I leader politici li preparavano con cura e i ragazzi come me li andavano a sentire tutti, quelli dei partiti più vicini e quelli degli avversari, per conoscere e imparare, anche così, qualcosa di più. Era il giugno 1965 e a Genova c’erano le elezioni amministrative, alle quali il Psiup partecipava per la prima volta dopo la sua costituzione.

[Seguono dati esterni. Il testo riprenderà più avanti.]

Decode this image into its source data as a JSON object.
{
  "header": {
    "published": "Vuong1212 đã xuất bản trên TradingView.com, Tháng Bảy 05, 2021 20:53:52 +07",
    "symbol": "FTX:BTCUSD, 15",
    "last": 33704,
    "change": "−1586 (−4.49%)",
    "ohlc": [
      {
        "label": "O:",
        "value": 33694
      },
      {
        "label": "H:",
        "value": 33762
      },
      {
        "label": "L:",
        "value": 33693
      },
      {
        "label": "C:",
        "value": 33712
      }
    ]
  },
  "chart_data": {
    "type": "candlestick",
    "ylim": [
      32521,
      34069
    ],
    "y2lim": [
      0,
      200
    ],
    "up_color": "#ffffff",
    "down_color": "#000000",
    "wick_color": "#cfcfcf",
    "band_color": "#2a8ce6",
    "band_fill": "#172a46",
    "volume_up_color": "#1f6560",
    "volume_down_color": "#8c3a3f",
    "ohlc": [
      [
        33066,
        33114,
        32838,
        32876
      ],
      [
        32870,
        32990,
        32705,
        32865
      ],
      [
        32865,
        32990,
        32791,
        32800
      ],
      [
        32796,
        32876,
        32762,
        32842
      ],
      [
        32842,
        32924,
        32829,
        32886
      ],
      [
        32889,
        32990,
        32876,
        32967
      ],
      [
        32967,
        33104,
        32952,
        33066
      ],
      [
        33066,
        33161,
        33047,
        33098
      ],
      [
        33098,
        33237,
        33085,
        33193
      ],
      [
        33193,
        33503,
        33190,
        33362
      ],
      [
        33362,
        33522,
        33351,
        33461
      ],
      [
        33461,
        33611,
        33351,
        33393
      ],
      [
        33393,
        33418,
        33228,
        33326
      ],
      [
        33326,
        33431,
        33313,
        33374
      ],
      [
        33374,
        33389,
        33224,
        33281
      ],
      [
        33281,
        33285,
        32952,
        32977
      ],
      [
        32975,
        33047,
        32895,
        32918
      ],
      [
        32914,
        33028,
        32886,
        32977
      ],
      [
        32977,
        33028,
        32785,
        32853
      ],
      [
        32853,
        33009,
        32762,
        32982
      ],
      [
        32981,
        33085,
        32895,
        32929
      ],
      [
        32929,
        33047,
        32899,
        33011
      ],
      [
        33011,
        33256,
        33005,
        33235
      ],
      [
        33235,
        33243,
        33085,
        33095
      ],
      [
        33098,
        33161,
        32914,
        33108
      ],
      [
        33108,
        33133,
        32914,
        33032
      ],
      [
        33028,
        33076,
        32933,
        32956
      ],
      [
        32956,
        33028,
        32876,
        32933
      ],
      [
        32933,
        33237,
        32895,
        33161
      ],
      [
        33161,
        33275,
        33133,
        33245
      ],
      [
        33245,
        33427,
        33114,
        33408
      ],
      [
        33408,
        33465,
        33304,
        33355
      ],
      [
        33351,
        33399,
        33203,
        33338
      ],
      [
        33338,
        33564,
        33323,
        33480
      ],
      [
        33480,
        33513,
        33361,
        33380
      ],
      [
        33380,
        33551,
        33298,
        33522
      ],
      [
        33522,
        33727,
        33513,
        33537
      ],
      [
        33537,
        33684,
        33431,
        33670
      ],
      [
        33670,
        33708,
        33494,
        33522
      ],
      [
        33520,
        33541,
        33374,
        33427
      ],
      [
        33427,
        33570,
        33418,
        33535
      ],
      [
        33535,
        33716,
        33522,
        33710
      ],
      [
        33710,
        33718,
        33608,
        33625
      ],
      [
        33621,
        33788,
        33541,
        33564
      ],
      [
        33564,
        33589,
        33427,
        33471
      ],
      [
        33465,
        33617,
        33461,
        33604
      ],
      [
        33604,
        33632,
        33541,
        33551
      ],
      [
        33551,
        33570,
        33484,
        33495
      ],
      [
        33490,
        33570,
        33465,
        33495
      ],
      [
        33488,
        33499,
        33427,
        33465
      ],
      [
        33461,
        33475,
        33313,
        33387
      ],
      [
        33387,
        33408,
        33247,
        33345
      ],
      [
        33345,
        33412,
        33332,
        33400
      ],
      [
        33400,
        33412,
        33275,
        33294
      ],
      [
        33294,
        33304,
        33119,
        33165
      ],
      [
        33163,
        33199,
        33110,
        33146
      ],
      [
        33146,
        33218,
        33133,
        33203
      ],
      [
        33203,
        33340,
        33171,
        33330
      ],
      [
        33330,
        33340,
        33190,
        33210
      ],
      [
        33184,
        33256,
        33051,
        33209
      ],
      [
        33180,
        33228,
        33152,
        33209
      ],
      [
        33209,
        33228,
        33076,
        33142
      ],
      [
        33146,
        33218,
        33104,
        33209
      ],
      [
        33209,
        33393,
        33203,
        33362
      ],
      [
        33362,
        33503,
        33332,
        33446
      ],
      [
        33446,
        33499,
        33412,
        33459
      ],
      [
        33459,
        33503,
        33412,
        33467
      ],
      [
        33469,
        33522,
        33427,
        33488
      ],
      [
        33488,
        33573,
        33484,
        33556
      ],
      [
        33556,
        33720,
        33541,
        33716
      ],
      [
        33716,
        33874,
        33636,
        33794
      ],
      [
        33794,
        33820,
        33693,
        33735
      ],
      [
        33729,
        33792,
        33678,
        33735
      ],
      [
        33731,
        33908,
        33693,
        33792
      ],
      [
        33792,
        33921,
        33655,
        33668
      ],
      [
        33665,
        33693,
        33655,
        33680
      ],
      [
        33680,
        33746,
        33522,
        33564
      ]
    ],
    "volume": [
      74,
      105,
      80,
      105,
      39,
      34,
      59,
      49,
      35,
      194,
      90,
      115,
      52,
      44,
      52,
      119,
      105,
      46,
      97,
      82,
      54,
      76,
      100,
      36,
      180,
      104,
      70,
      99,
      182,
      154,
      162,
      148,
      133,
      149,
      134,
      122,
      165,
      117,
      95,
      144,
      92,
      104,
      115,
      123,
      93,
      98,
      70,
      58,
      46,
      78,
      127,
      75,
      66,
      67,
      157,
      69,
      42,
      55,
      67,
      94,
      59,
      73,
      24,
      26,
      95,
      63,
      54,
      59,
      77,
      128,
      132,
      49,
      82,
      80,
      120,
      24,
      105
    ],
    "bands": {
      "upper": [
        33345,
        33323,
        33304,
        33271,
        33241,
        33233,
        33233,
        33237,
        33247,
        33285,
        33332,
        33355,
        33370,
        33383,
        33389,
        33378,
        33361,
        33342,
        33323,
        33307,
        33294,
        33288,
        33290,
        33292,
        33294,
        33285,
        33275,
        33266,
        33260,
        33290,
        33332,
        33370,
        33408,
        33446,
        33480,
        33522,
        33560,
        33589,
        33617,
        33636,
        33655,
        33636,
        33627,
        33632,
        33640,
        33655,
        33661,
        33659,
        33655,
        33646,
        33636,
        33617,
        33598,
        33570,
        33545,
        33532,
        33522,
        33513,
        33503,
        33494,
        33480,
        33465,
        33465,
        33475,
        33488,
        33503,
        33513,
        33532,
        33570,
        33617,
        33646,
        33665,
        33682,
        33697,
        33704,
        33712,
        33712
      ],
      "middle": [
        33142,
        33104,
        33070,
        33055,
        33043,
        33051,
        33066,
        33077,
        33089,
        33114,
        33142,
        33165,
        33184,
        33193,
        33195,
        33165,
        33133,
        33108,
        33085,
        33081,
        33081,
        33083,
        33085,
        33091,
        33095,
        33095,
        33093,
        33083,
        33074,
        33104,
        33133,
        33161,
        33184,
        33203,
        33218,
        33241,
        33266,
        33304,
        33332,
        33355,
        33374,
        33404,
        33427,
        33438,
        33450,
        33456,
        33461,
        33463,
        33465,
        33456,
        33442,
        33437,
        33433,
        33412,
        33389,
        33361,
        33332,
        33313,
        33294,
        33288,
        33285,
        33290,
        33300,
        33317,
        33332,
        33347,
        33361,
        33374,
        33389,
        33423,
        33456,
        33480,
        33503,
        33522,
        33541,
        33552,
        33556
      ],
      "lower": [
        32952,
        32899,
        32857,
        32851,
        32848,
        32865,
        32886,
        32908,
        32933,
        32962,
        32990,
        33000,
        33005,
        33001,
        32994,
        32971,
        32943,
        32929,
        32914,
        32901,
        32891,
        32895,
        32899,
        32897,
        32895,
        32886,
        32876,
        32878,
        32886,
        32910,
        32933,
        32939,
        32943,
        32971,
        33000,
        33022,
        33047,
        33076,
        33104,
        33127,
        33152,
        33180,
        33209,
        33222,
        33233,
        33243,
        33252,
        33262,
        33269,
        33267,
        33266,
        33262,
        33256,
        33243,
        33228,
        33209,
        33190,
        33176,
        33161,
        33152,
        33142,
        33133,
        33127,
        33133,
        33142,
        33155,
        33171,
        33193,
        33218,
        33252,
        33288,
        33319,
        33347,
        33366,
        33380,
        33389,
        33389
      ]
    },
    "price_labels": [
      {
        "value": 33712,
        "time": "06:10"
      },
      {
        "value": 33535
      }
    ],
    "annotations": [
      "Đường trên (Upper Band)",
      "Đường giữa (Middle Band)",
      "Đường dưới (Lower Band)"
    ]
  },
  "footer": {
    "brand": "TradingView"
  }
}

In Piazza Verdi, davanti alla stazione, parlava Vittorio Foa. Era una giornata calda, di sole ormai estivo. Non ho mai dimenticato quella figura in canottiera bianca e bretelle rosse che parlava in modo chiaro e stando all’essenziale, per non più di mezz’ora. Il pubblico era ammirato, ma anche un po’ insoddisfatto e alla fine sembrava dire: ancora. E’ il primo ricordo personale che ho di Vittorio.
Non si può capire né conoscere Vittorio senza Torino e senza la Valle d’Aosta e le montagne che di quella Torino sono parte. Anche l’esperienza del carcere -a Regina Coeli o a Civitavecchia- se si leggono le sue lettere sembra in realtà svolgersi a Torino. La formazione e gli studi, la cospirazione, la resistenza e poi l’impegno sui grandi temi della condizione operaia come condizione umana e del rinnovamento del sindacato e della costruzione dell’unità, hanno Torino come scenario.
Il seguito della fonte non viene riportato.